Também precisamos fazer com que alguém represente os interesses das gerações futuras para que não possam ser ignorados nas decisões políticas. Poderíamos escalar os experimentos de Design do Futuro de Yahaba para o nível de um país? Introduzir uma assembleia permanente de cidadãos para o futuro? Uma nova câmara legislativa?

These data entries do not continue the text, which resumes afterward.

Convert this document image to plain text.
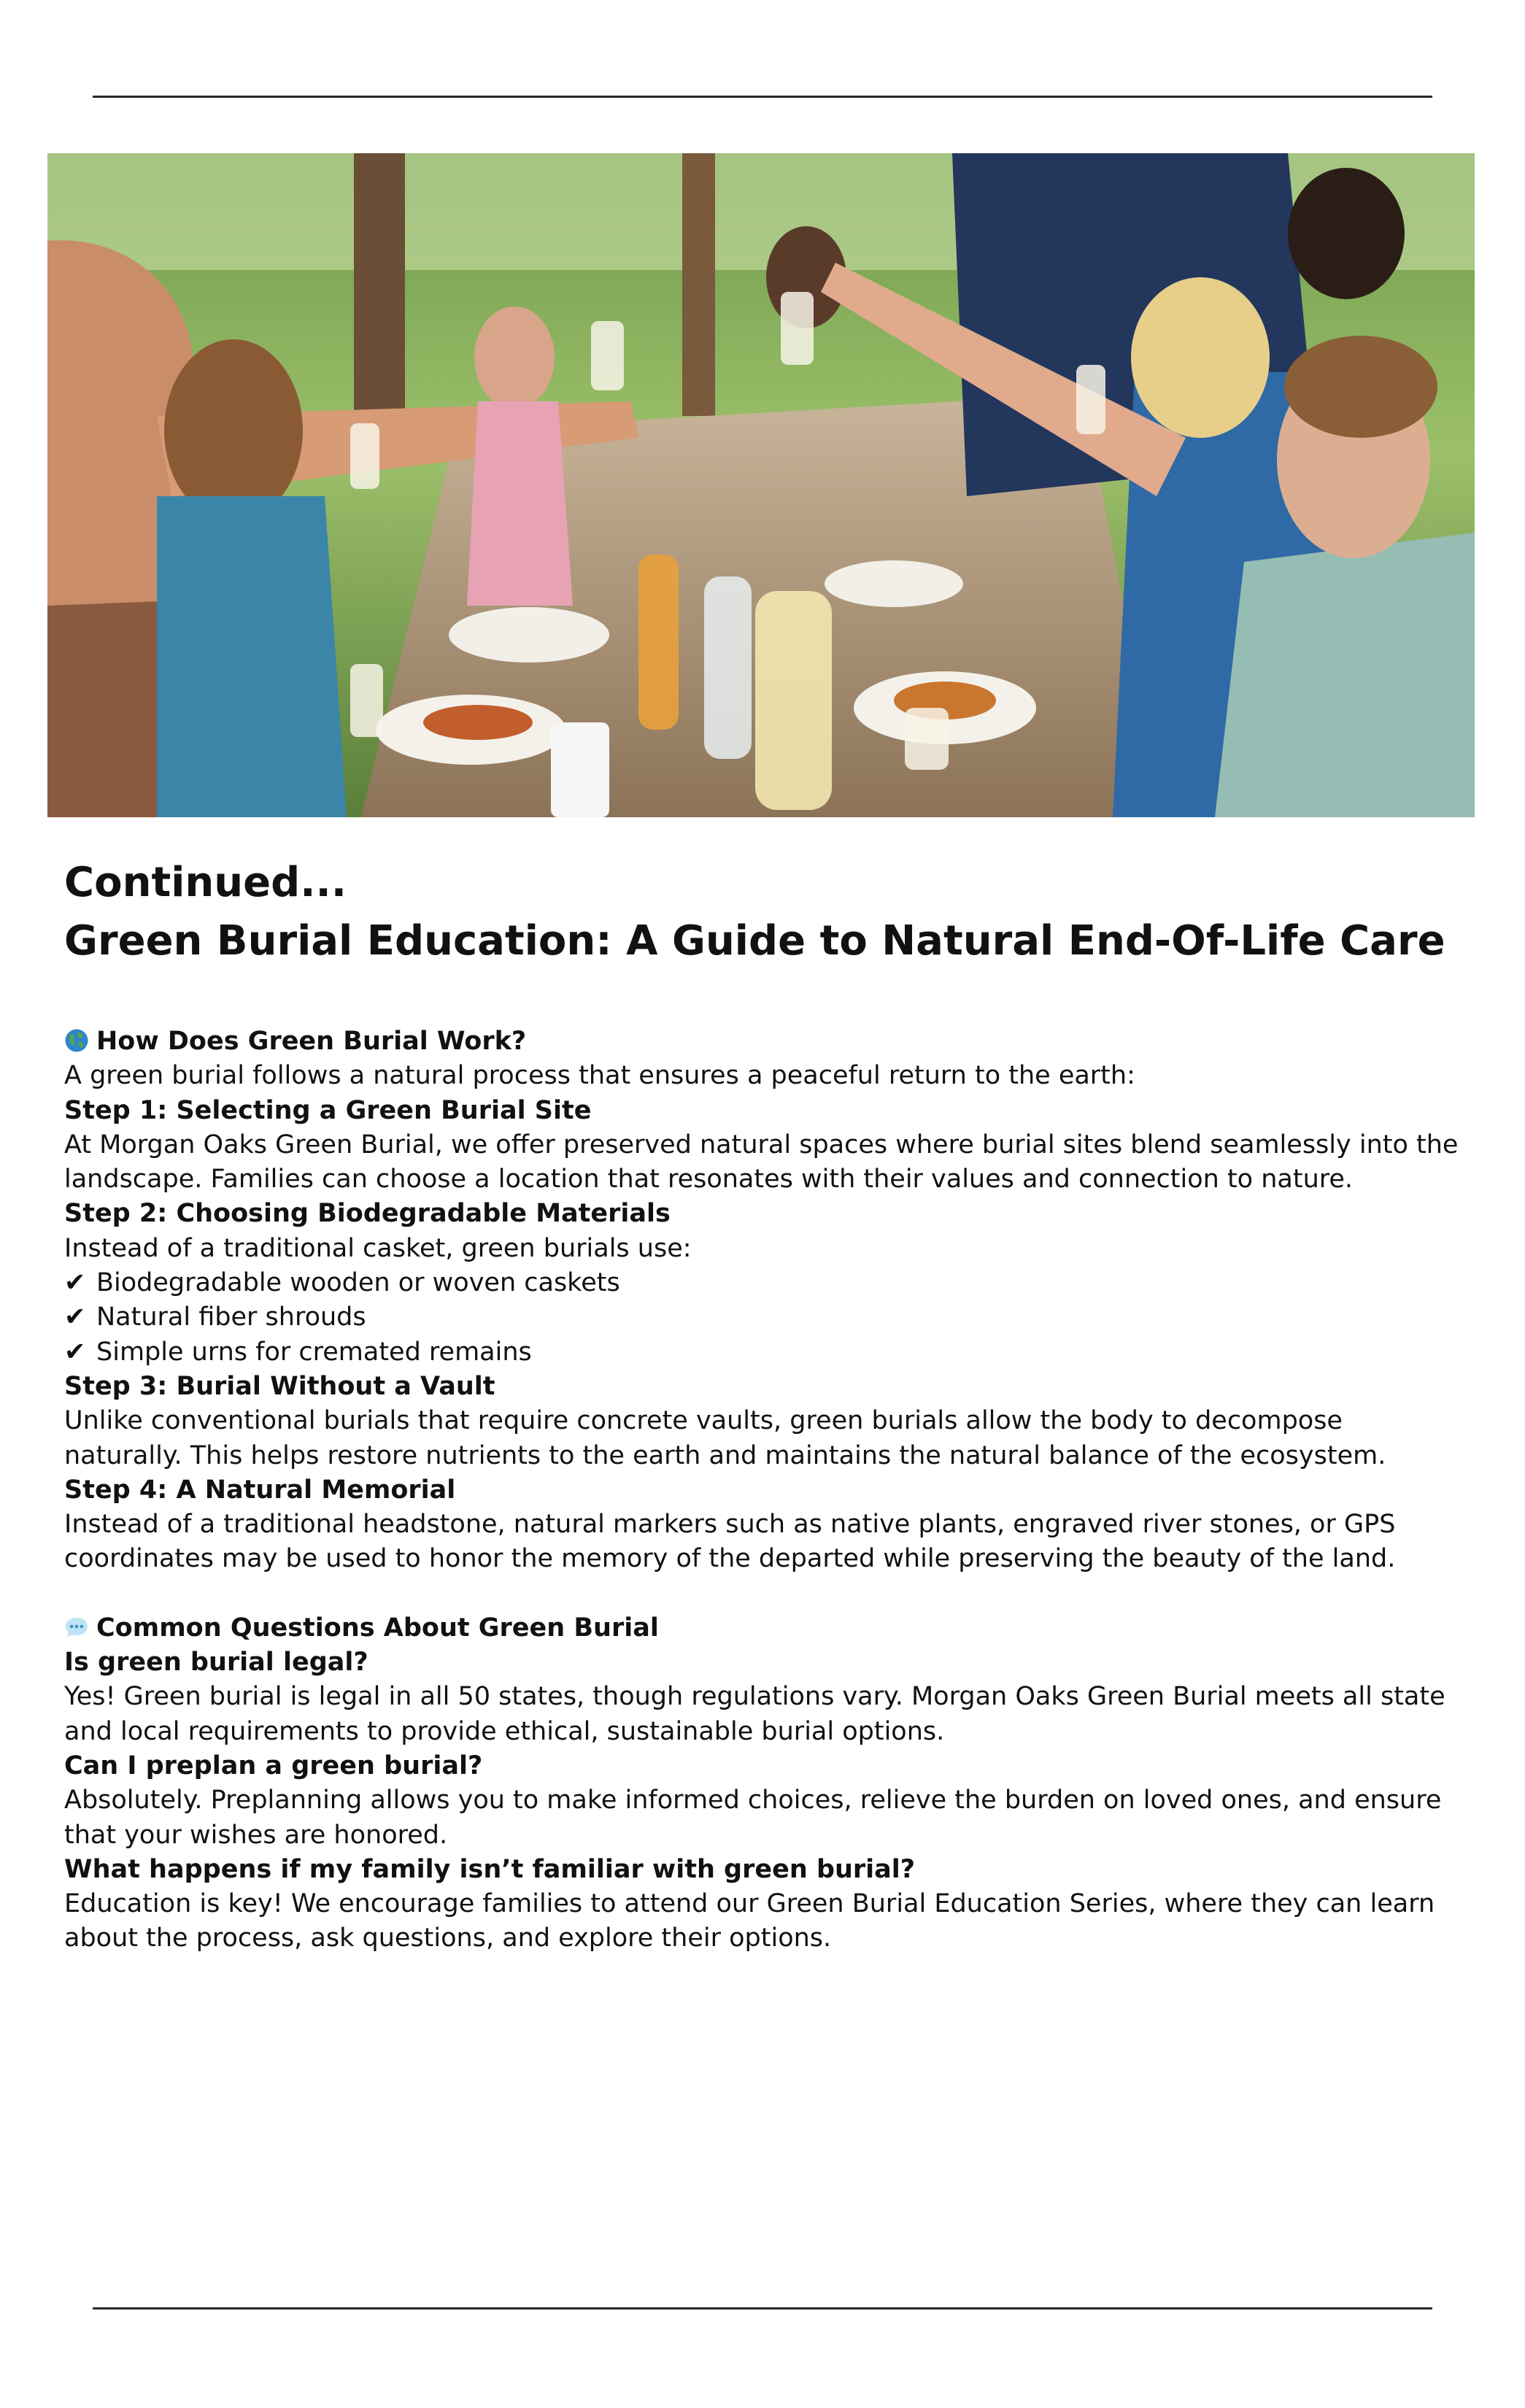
Continued...
Green Burial Education: A Guide to Natural End-Of-Life Care

How Does Green Burial Work?

A green burial follows a natural process that ensures a peaceful return to the earth:

Step 1: Selecting a Green Burial Site

At Morgan Oaks Green Burial, we offer preserved natural spaces where burial sites blend seamlessly into the

landscape. Families can choose a location that resonates with their values and connection to nature.

Step 2: Choosing Biodegradable Materials

Instead of a traditional casket, green burials use:

✔ Biodegradable wooden or woven caskets

✔ Natural fiber shrouds

✔ Simple urns for cremated remains

Step 3: Burial Without a Vault

Unlike conventional burials that require concrete vaults, green burials allow the body to decompose

naturally. This helps restore nutrients to the earth and maintains the natural balance of the ecosystem.

Step 4: A Natural Memorial

Instead of a traditional headstone, natural markers such as native plants, engraved river stones, or GPS

coordinates may be used to honor the memory of the departed while preserving the beauty of the land.

Common Questions About Green Burial

Is green burial legal?

Yes! Green burial is legal in all 50 states, though regulations vary. Morgan Oaks Green Burial meets all state

and local requirements to provide ethical, sustainable burial options.

Can I preplan a green burial?

Absolutely. Preplanning allows you to make informed choices, relieve the burden on loved ones, and ensure

that your wishes are honored.

What happens if my family isn’t familiar with green burial?

Education is key! We encourage families to attend our Green Burial Education Series, where they can learn

about the process, ask questions, and explore their options.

Não estamos apresentando essas sugestões com confiança. Quaisquer propostas desse tipo precisariam ser tratadas com enorme cuidado. A representação por procuração pode ser facilmente cooptada por lobistas e grupos de interesse especial. E a complexidade burocrática tem custos reais. As avaliações de impacto ambiental da Califórnia, por exemplo, exigem que os projetos de construção propostos atendam aos padrões ambientais. É uma ideia nobre – mas essa exigência pode retardar a construção de moradias populares, deixando um número cada vez maior de pessoas desabrigadas ou pagando aluguel inflacionado. A população de sem-teto da Califórnia aumentou cerca de 40% desde 2015, tornando-o o estado com a maior população de sem-teto e o dobro da média nacional por população. Se não tivermos cuidado, criar um projeto de lei ou um escritório bem intencionado para as gerações futuras pode facilmente piorar as coisas, tornando-se mais uma ferramenta para as partes perseguirem seus interesses de curto prazo, justificados por reivindicações opacas e partidárias sobre as necessidades das gerações futuras .
Mas a resposta certa não é jogar as mãos para o alto e ignorar completamente as gerações futuras. Precisamos pensativo experimentação institucional, realizada com espírito de humildade, incrementalismo e exploração. Como perceberam os moradores de Yahaba, é hora de uma política de longo prazo.